Acts 10:34, 37–43
Psalm 118:1–2, 16–17, 22–23
The tomb was empty. In the early morning darkness of that first Easter, there was only confusion for Mary Magdalene and the other disciples. But as the daylight spread, they saw the dawning of a new creation.
At first they didn’t understand the Scripture, today’s Gospel tells us. We don’t know which precise Scripture texts they were supposed to understand. Perhaps it was the sign of Jonah, who rose from the belly of the great fish after three days (see Jonah 1:17). Or maybe Hosea’s prophecy of Israel’s restoration from exile (see Hosea 6:2). Perhaps it was the psalmist who rejoiced that God had not abandoned him to the netherworld (see Psalm 16:9–10).
Whichever Scripture it was, as the disciples bent down into the tomb, they saw and they believed.
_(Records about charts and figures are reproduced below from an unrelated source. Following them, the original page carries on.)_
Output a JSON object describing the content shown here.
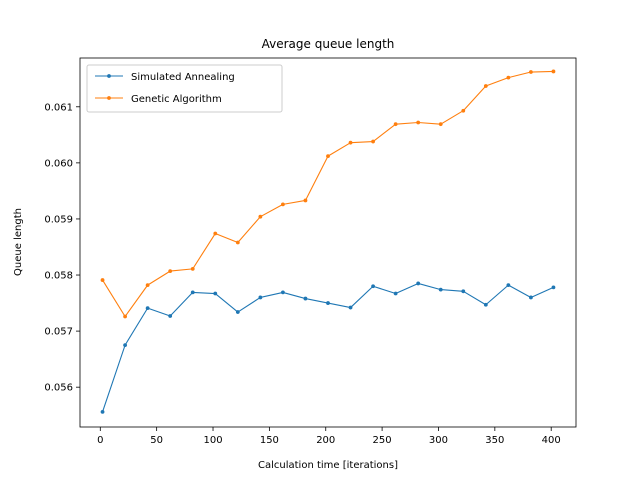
{
  "chart_data": {
    "type": "line",
    "title": "Average queue length",
    "xlabel": "Calculation time [iterations]",
    "ylabel": "Queue length",
    "xlim": [
      -18,
      422
    ],
    "ylim": [
      0.05529,
      0.06187
    ],
    "xticks": [
      0,
      50,
      100,
      150,
      200,
      250,
      300,
      350,
      400
    ],
    "yticks": [
      0.056,
      0.057,
      0.058,
      0.059,
      0.06,
      0.061
    ],
    "ytick_labels": [
      "0.056",
      "0.057",
      "0.058",
      "0.059",
      "0.060",
      "0.061"
    ],
    "grid": false,
    "legend_position": "upper-left",
    "x": [
      2,
      22,
      42,
      62,
      82,
      102,
      122,
      142,
      162,
      182,
      202,
      222,
      242,
      262,
      282,
      302,
      322,
      342,
      362,
      382,
      402
    ],
    "series": [
      {
        "name": "Simulated Annealing",
        "color": "#1f77b4",
        "values": [
          0.05556,
          0.05675,
          0.05741,
          0.05727,
          0.05769,
          0.05767,
          0.05734,
          0.0576,
          0.05769,
          0.05758,
          0.0575,
          0.05742,
          0.0578,
          0.05767,
          0.05785,
          0.05774,
          0.05771,
          0.05747,
          0.05782,
          0.0576,
          0.05778
        ]
      },
      {
        "name": "Genetic Algorithm",
        "color": "#ff7f0e",
        "values": [
          0.05791,
          0.05726,
          0.05782,
          0.05807,
          0.05811,
          0.05874,
          0.05858,
          0.05904,
          0.05926,
          0.05933,
          0.06012,
          0.06036,
          0.06038,
          0.06069,
          0.06072,
          0.06069,
          0.06093,
          0.06137,
          0.06152,
          0.06162,
          0.06163
        ]
      }
    ]
  }
}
What did they see? Burial shrouds in an empty tomb. The stone removed from the tomb. Seven times
in nine verses we hear that word—“tomb.”
What did they believe? That God had done what Jesus said He would do—raised Him up on the third day (see Mark 9:31; 10:34).
What they saw and believed they bore witness to, as today’s First Reading tells us. Peter’s speech is a summary of the gospels—from Jesus’ baptism in the Jordan t His hanging on a tree (see Deuteronomy 21:22–23), to His rising from the dead.
We are children of the apostles, born into the new world of their witness. Our lives are now “hidden with Christ in God,” as today’s Epistle says. Like them, we gather in the morning on the first day of the week —to celebrate the Eucharist, the feast of the empty tomb.
We rejoice that the stones have been rolled away from our tombs, too. Each of us can shout, as we do in today’s Psalm: “I shall not die, but live.” They saw and believed. And we await the day they promised would come—when we, too, “will appear with Him in glory.”